"I have found Kathleen Carew here dead under very mysterious circumstances. Please come immediately, as I am compelled to leave."
By one of those strange rulings of fate that so startle us at times, a mistake was made at the Boston office in taking the message, and when received by Mrs. Carew the telegram ran thus:
"I have married Kathleen Carew, and nothing can change it. Please God in Heaven, I am comforted to know it."
Mrs. Carew raved with anger, and the very next day the Boston papers published, as a sensational item, Miss Carew's elopement and marriage to the handsome actor, who charmed all women's hearts out of their keeping—Ralph Washburn Chainey.

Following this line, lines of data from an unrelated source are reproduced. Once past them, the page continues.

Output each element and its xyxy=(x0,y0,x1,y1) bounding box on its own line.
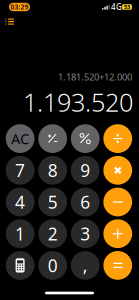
button[interactable]: Divide xyxy=(103,124,132,153)
button[interactable]: 9 xyxy=(71,156,100,185)
staticText: 1.181.520+12.000 xyxy=(58,71,132,83)
button[interactable]: Calculator mode xyxy=(6,251,34,280)
button[interactable]: 8 xyxy=(38,156,67,185)
button[interactable]: 7 xyxy=(6,156,34,185)
button[interactable]: 3 xyxy=(71,219,100,248)
staticText: 1.193.520 xyxy=(23,85,133,119)
button[interactable]: 4 xyxy=(6,188,34,216)
button[interactable]: AC xyxy=(6,124,34,153)
staticText: 5 xyxy=(48,190,58,214)
button[interactable]: , xyxy=(71,251,100,280)
staticText: 3 xyxy=(80,222,90,245)
staticText: 9 xyxy=(80,159,90,182)
button[interactable]: Minus xyxy=(103,188,132,216)
button[interactable]: 1 xyxy=(6,219,34,248)
staticText: 1 xyxy=(15,222,25,245)
button[interactable]: 0 xyxy=(38,251,67,280)
button[interactable]: Plus xyxy=(103,219,132,248)
button[interactable]: History xyxy=(2,14,17,29)
button[interactable]: 5 xyxy=(38,188,67,216)
staticText: , xyxy=(83,254,88,277)
button[interactable]: 6 xyxy=(71,188,100,216)
staticText: 0 xyxy=(48,254,58,277)
button[interactable]: Plus minus xyxy=(38,124,67,153)
staticText: AC xyxy=(11,129,29,148)
staticText: 4 xyxy=(15,190,25,214)
button[interactable]: Percent xyxy=(71,124,100,153)
button[interactable]: 2 xyxy=(38,219,67,248)
button[interactable]: Equals xyxy=(103,251,132,280)
staticText: 03:29 xyxy=(10,3,28,12)
button[interactable]: Multiply xyxy=(103,156,132,185)
staticText: 4G xyxy=(111,2,122,12)
staticText: 6 xyxy=(80,190,90,214)
staticText: 8 xyxy=(48,159,58,182)
staticText: 53 xyxy=(124,4,130,11)
staticText: 7 xyxy=(15,159,25,182)
staticText: 2 xyxy=(48,222,58,245)
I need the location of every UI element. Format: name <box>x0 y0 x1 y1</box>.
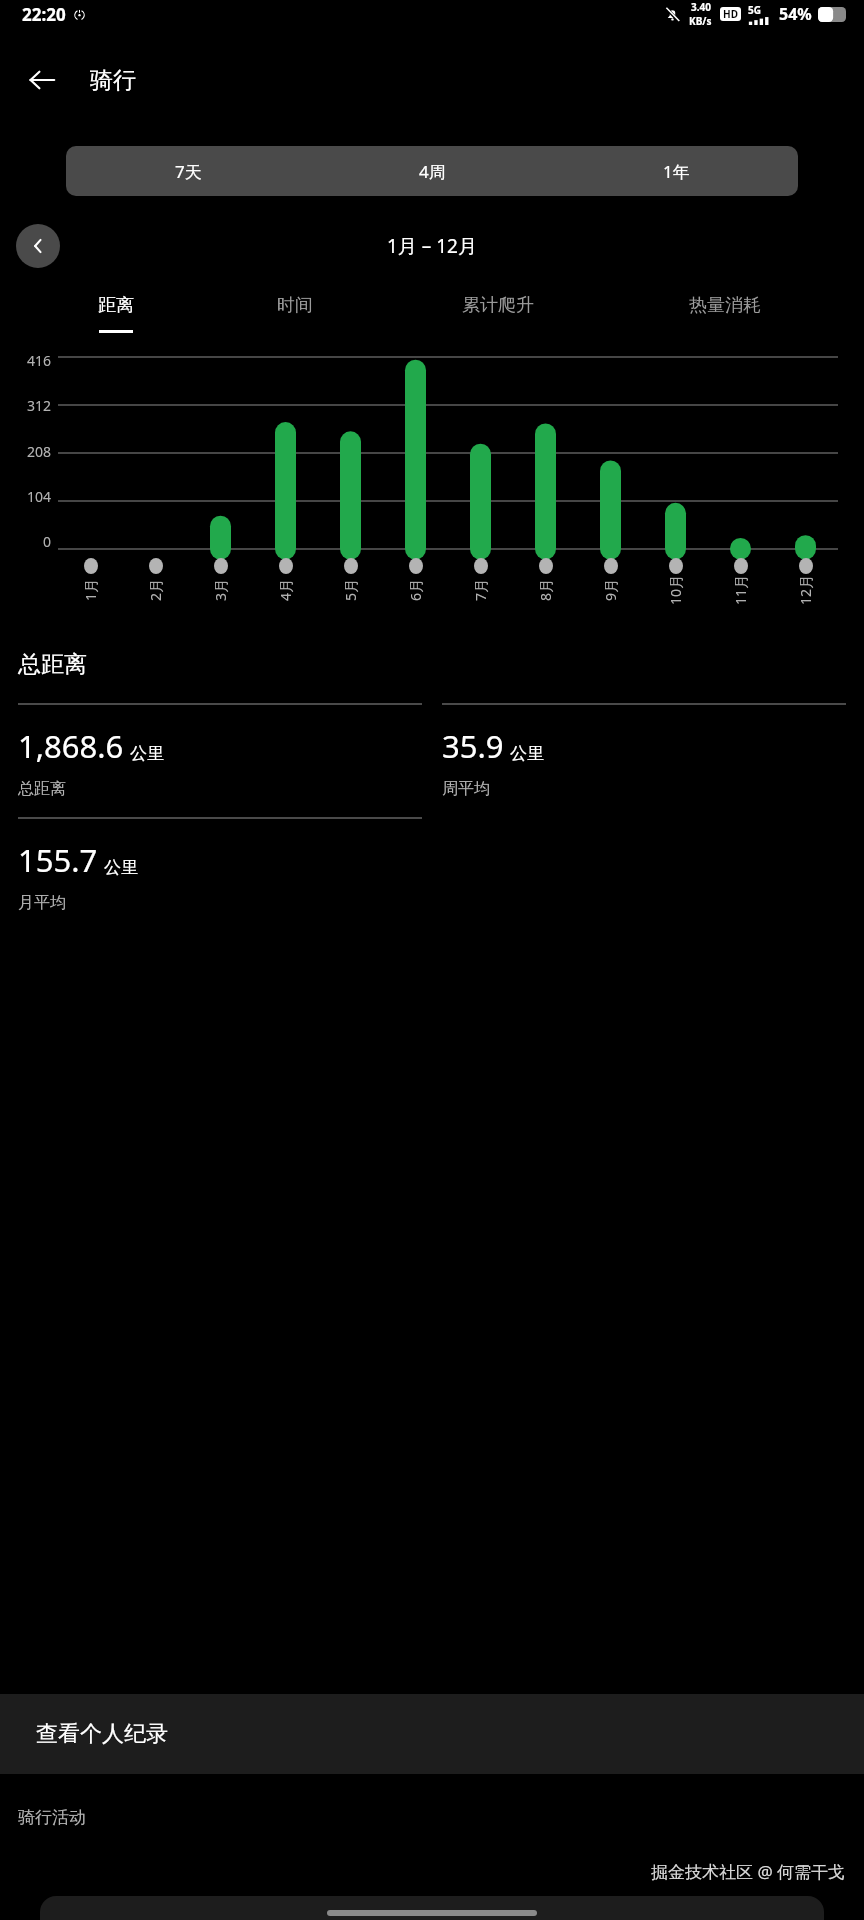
staticText: 累计爬升 <box>462 294 534 317</box>
staticText: 8月 <box>536 578 555 601</box>
staticText: 1年 <box>663 160 690 183</box>
staticText: KB/s <box>689 14 712 28</box>
staticText: 312 <box>27 396 52 415</box>
staticText: 距离 <box>98 294 134 317</box>
button[interactable]: Previous period <box>16 224 60 268</box>
staticText: 416 <box>27 351 52 370</box>
staticText: 骑行活动 <box>18 1807 86 1828</box>
staticText: 6月 <box>406 578 425 601</box>
staticText: 4周 <box>419 160 446 183</box>
button[interactable]: 4周 <box>310 146 554 196</box>
staticText: 11月 <box>731 574 750 605</box>
staticText: 208 <box>27 442 52 461</box>
staticText: 公里 <box>130 743 164 764</box>
staticText: HD <box>723 7 738 21</box>
button[interactable]: 热量消耗 <box>611 294 838 333</box>
staticText: 1月 <box>81 578 100 601</box>
button[interactable]: 1年 <box>554 146 798 196</box>
button[interactable]: 累计爬升 <box>384 294 611 333</box>
button[interactable]: 35.9 <box>442 703 846 799</box>
staticText: 3月 <box>211 578 230 601</box>
button[interactable]: 查看个人纪录 <box>0 1694 864 1774</box>
staticText: 0 <box>43 532 52 551</box>
staticText: 总距离 <box>18 650 87 679</box>
staticText: 35.9 <box>442 725 504 767</box>
staticText: 5月 <box>341 578 360 601</box>
staticText: 12月 <box>796 574 815 605</box>
button[interactable]: Back <box>14 52 70 108</box>
staticText: 1月 – 12月 <box>387 233 477 259</box>
staticText: 月平均 <box>18 893 66 913</box>
button[interactable]: 7天 <box>66 146 310 196</box>
staticText: 热量消耗 <box>689 294 761 317</box>
staticText: 2月 <box>146 578 165 601</box>
staticText: 155.7 <box>18 839 98 881</box>
staticText: 3.40 <box>691 0 711 14</box>
button[interactable]: 155.7 <box>18 817 422 913</box>
staticText: 公里 <box>104 857 138 878</box>
staticText: 公里 <box>510 743 544 764</box>
staticText: 54% <box>779 3 812 25</box>
staticText: 周平均 <box>442 779 490 799</box>
staticText: 5G <box>748 3 761 17</box>
staticText: 9月 <box>601 578 620 601</box>
button[interactable]: 1,868.6 <box>18 703 422 799</box>
staticText: 掘金技术社区 @ 何需干戈 <box>651 1860 846 1883</box>
staticText: 104 <box>27 487 52 506</box>
staticText: 10月 <box>666 574 685 605</box>
button[interactable]: 时间 <box>205 294 384 333</box>
staticText: 总距离 <box>18 779 66 799</box>
staticText: 查看个人纪录 <box>36 1720 168 1748</box>
staticText: 1,868.6 <box>18 725 124 767</box>
staticText: 7月 <box>471 578 490 601</box>
staticText: 22:20 <box>22 3 66 26</box>
staticText: 时间 <box>277 294 313 317</box>
staticText: 骑行 <box>90 66 136 95</box>
staticText: 4月 <box>276 578 295 601</box>
button[interactable]: 距离 <box>26 294 205 333</box>
staticText: 7天 <box>175 160 202 183</box>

Mrs. Carew's active malice could invent but one sting for the heart of her step-daughter at so short a notice. She cabled at once to Vincent Carew in London a garbled account of Kathleen's elopement with an actor, one of the lowest and most unprincipled professionals who had ever disgraced the stage.
Vincent Carew had just been buying his ticket to return to America. His health was restored, and his heart ached for a sight of his bonny Kathleen, his beloved daughter.
Close against his heart lay her picture, and her last sweet, loving letter, in which she implored him to come home to his unhappy child. She did not mention her step-mother's unkindness, but a vague suspicion stirred within him and prompted his speedy return.
His ticket was bought, his luggage, with so many beautiful gifts for Kathleen stored in it, was sent down to the steamer. He smiled as he thought of the surprise in store for his "home folks."
Upon this complacent mood came the malicious cablegram from his irate wife.
The revulsion from his pleasant mood to keen wrath was terrible.